I like to joke around, laugh, enjoy the moment. But some serious issues keep popping their head up like a meerkat in a desert….its not a good example….but I know you get it….It keeps bugging me until I talk about it. It’s like a song stuck in your head that you want to sing out loud, but you are conscious of your voice!

Okay, let me just blurt it out. Rape is not okay. Not for anyone! Period! I have been reading about so many incidents and government, cops, politicians do nothing about it. Hearing about it makes me go berserk! Respect the boundaries. It does create a spark of awareness and dies down as quickly. There are so many thoughts just gushing in and I want to just them puke them all out and just give a sigh of relief. But are the rapists going to read this? No! Even if they do, will they be affected by the post and curb from it!? No! So, who should I write this for? For myself? Then my diary is a much private thing where I can go on ranting for pages! But no, as a woman, I must write this for someone who is a brother, husband, father, son, father-in-law who will try to comfort and assure a woman in their lives that they will always protect them. Why just these men, complete strangers come and rape women why can’t complete strangers protect them? What is discussed is how the rape happened, why the rape happened, who was involved and how the rape is affecting everyone around. Why is no one discussing what can be done to avoid rapes completely? What can a woman do to protect herself? Even if she can defend herself from a man but what can she do when there are many? I cannot even imagine the pain and trauma that woman can go through!
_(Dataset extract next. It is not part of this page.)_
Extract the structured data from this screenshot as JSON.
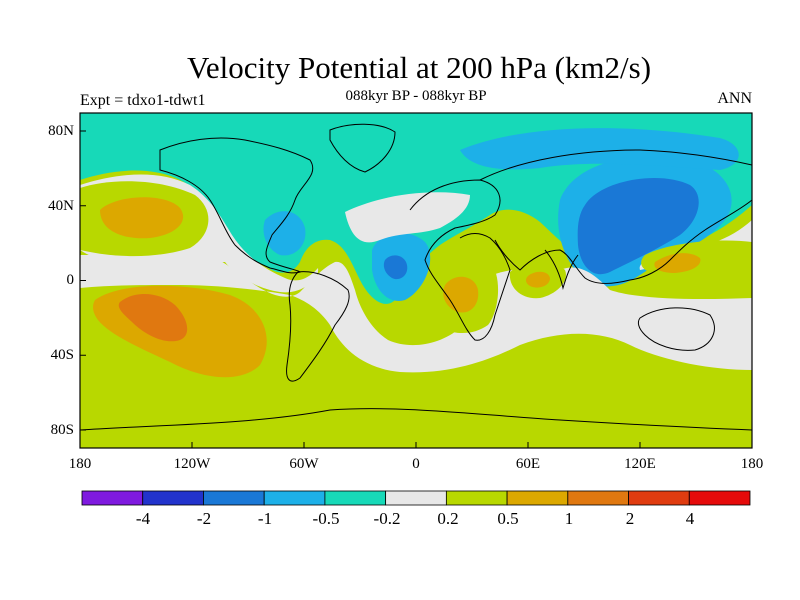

God, we depend on you for everything, everything happens for a reason and that we keep praying to God that it is he who has decided our fate, really? How does God watch all this and let this happen to an innocent  woman? Why at such times there is no angel, savior who makes sure that she escapes all the man-made sickening urge that is just ruled by a private part where the brain and heart are not involved for the consequences, guilt, shame or hurt? At the end of it all, its just the woman and questions, weird, insensitive questions that will haunt her for the rest of her life. Is that life worth living?

Technology is achieving new heights every second if I may exaggerate however, why can’t technology find an answer to protect women from being an easy target? Why are these psychopaths objectifying a woman? Is it the woman’s fault? Doesn’t the society feel responsible towards educating one and all about respecting a woman? Just like all men are not rapists, why can’t men look at woman as a gender and not a toy to play with? Would men sit quietly if this happened regularly to their species?